A protagonist who's a writer is a big hint that "Literature and Writing" is going to be a theme in How The García Girls Lost Their Accents.
Yolanda is constantly trying to analyze her own life story in search of hidden meaning, the way she learned to do in poetry workshops in college. And the way she treats literature gives us a clue as to how we should approach this book. The meaning isn't always on the surface—literature is like a hidden code that we have to decipher. How cool is that?
Questions About Literature and Writing
Who writes in the García family, and what kind of writing do they do?
How important is the tradition of oral storytelling in this novel? Which characters tell stories orally? Are their stories any more or less true than the ones that are written down?

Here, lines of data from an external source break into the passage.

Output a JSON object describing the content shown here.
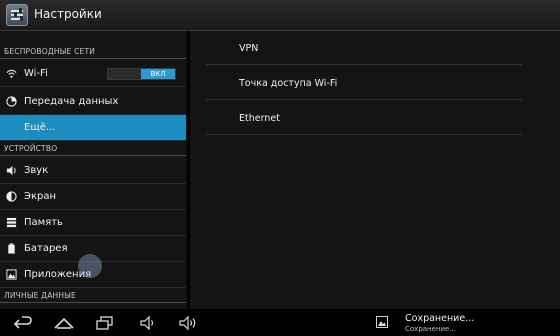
{
  "actionbar": {
    "title": "Настройки"
  },
  "sections": {
    "wireless": "БЕСПРОВОДНЫЕ СЕТИ",
    "device": "УСТРОЙСТВО",
    "personal": "ЛИЧНЫЕ ДАННЫЕ"
  },
  "left_items": {
    "wifi": {
      "label": "Wi-Fi",
      "toggle": "ВКЛ"
    },
    "data": {
      "label": "Передача данных"
    },
    "more": {
      "label": "Ещё..."
    },
    "sound": {
      "label": "Звук"
    },
    "display": {
      "label": "Экран"
    },
    "storage": {
      "label": "Память"
    },
    "battery": {
      "label": "Батарея"
    },
    "apps": {
      "label": "Приложения"
    }
  },
  "right_items": [
    "VPN",
    "Точка доступа Wi-Fi",
    "Ethernet"
  ],
  "notification": {
    "title": "Сохранение...",
    "subtitle": "Сохранение..."
  },
  "colors": {
    "accent": "#1c8dbf",
    "toggle_on": "#2c9ad6"
  }
}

Why does Yoyo seem so obsessed with her past? Why does she say she wants to pick apart the story of her first boyfriend, Rudy? And why is she "addicted to love stories with happy endings" after Clive leaves? (1.3.178).
What does Rudy teach Yoyo about poetry? What are the two meanings of "The coming of the spring upon the boughs"? (1.5.17). How does this new understanding about literature change the way we read the last paragraph of "The Rudy Elmenhurst Story"? (Hint: sometimes a bottle of wine is more than just a bottle of wine.)
Chew on This
Carla-the-psychologist's reading of Mami's story "The Red Sneakers" is supposed to come across as a little bit ridiculous. (So the sneakers were red? What's that supposed to mean?) Her character is meant to poke fun of psychological interpretations like psychoanalysis a little bit. Sometimes it can go too far.
Yoyo's lesson in deciphering double meanings in Rudy's pornographic poem gives us permission to read between the lines or other passages in the novel, like the part in "The Kiss" where Papi gets really excited about playing a kissing game with his daughters.